One of the points we hope to convey in this special issue is that women scientists are leading in gene therapy. From high-profile discoveries such as the Doudna–Charpentier Nobel Prize worthy CRISPR discovery or the pioneering study on the crystal structure of DNA that earned Rosalind Franklin, PhD, her rightful place in the pantheon of science, women in gene therapy are providing hope through pivotal proof of concept and clinical studies of previously incurable disorders. The gene therapy field would do well to channel the passion that the researchers featured in this issue have shown in making their science felt with this level of crucial human impact.

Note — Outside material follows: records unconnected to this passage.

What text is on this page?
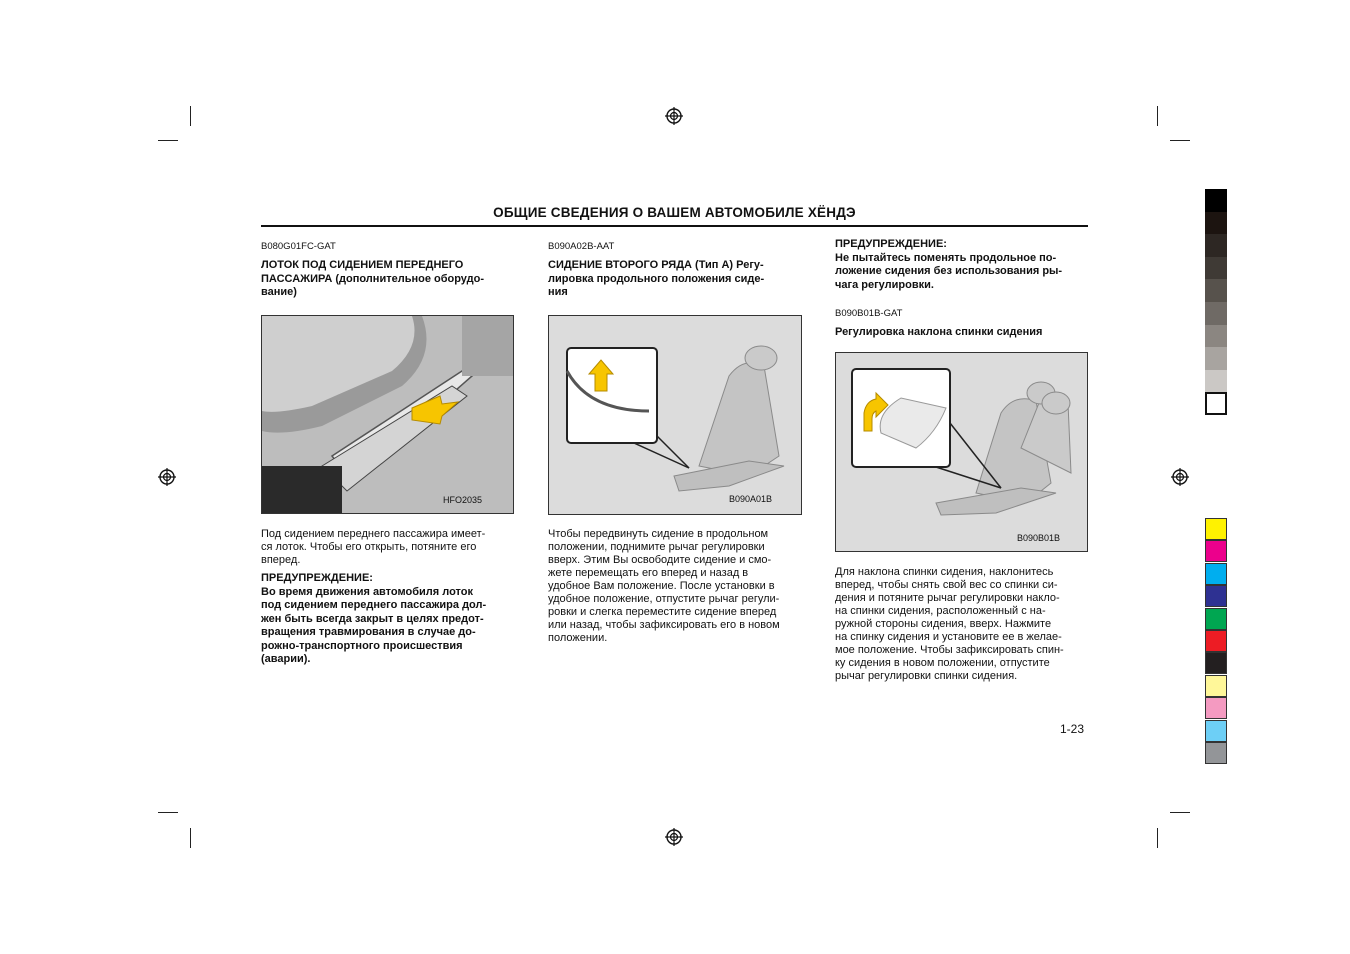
ОБЩИЕ СВЕДЕНИЯ О ВАШЕМ АВТОМОБИЛЕ ХЁНДЭ
B080G01FC-GAT
ЛОТОК ПОД СИДЕНИЕМ ПЕРЕДНЕГО
ПАССАЖИРА (дополнительное оборудо-
вание)
HFO2035
Под сидением переднего пассажира имеет-
ся лоток. Чтобы его открыть, потяните его
вперед.
ПРЕДУПРЕЖДЕНИЕ:
Во время движения автомобиля лоток
под сидением переднего пассажира дол-
жен быть всегда закрыт в целях предот-
вращения травмирования в случае до-
рожно-транспортного происшествия
(аварии).
B090A02B-AAT
СИДЕНИЕ ВТОРОГО РЯДА (Тип А) Регу-
лировка продольного положения сиде-
ния
B090A01B
Чтобы передвинуть сидение в продольном
положении, поднимите рычаг регулировки
вверх. Этим Вы освободите сидение и смо-
жете перемещать его вперед и назад в
удобное Вам положение. После установки в
удобное положение, отпустите рычаг регули-
ровки и слегка переместите сидение вперед
или назад, чтобы зафиксировать его в новом
положении.
ПРЕДУПРЕЖДЕНИЕ:
Не пытайтесь поменять продольное по-
ложение сидения без использования ры-
чага регулировки.
B090B01B-GAT
Регулировка наклона спинки сидения
B090B01B
Для наклона спинки сидения, наклонитесь
вперед, чтобы снять свой вес со спинки си-
дения и потяните рычаг регулировки накло-
на спинки сидения, расположенный с на-
ружной стороны сидения, вверх. Нажмите
на спинку сидения и установите ее в желае-
мое положение. Чтобы зафиксировать спин-
ку сидения в новом положении, отпустите
рычаг регулировки спинки сидения.
1-23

Tragically, this special issue will be published shortly after the passing of one of the most remarkable woman scientists in the field of gene therapy, Mavis Agbandje-McKenna, PhD, who died on March 2, 2021. Dr. Agbandje-McKenna's career journey was highlighted in an interview she gave to our Executive Editor, Dr. Kevin Davies, which was published in Human Gene Therapy in June of 2020. ¹ Dr. Agbandje-McKenna made tremendous contributions to the understanding of the structural biology of AAV, which is currently the most commonly used in vivo gene therapy vector. The hallmark of Dr. Agbandje-McKenna's scientific career was collaboration, and in this issue we have assembled tributes from many of her co-authors and collaborators. As these tributes illustrate, she will be keenly missed.